MoviePass' parent slides after raising its stake to 78%

Shares of MoviePass parent Helios and Matheson slumped 6.5% Friday after the company announced it was upping its ownership of the movie-theatre subscription service to 78% from 62%.

Helios and Matheson said it was acquiring more MoviePass stock in order to recoup its cash advances to the subscription service in the period from December 19 through Thursday. The company granted MoviePass an advance of roughly $US45.5 million to support its operations and expansion plans.

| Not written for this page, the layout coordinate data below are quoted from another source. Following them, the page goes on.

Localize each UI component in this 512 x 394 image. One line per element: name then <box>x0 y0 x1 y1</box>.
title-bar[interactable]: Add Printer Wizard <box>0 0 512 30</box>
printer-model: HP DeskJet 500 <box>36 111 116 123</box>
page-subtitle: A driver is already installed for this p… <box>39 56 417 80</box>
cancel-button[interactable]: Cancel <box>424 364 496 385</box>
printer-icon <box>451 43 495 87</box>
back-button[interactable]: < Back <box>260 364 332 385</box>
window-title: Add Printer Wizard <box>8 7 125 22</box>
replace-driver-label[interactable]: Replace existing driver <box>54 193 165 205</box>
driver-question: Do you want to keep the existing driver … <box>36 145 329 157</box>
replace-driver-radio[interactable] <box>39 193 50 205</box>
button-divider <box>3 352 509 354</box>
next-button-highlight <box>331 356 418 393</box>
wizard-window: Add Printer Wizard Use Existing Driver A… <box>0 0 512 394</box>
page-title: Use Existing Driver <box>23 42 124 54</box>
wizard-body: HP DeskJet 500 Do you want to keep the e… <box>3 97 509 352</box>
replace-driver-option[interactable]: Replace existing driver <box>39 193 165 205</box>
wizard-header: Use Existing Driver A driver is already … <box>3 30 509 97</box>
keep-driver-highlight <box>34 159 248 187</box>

“Helios’ capital investment has fuelled our growth to approximately 2 million subscribers and enabled us to move closer to our vision of transforming the movie industry,” MoviePass CEO and Netflix co-founder Mitch Lowe said in a statement.

However, many industry watchers have expressed criticism over MoviePass’s business model – which slashed its subscriptions to $US9.95 a month for near unlimited theatre-going – despite the average movie ticket price in 2017 being $US8.97, according to the National Association of Theatre Owners.

The company has also been in an ongoing battle with AMC theatres. In January, the company pulled 10 AMC-run theatres from its platform without giving prior notice to the company nor its customers. AMC has made failed attempts to block the service.

Shares of Helios and Matheson slipped earlier this week after MoviePass announced it was booting a few of its users for violating some of its terms of service.

Helios and Matheson’s stock was trading at $US4.78 a share, and was down 39.89% for the year.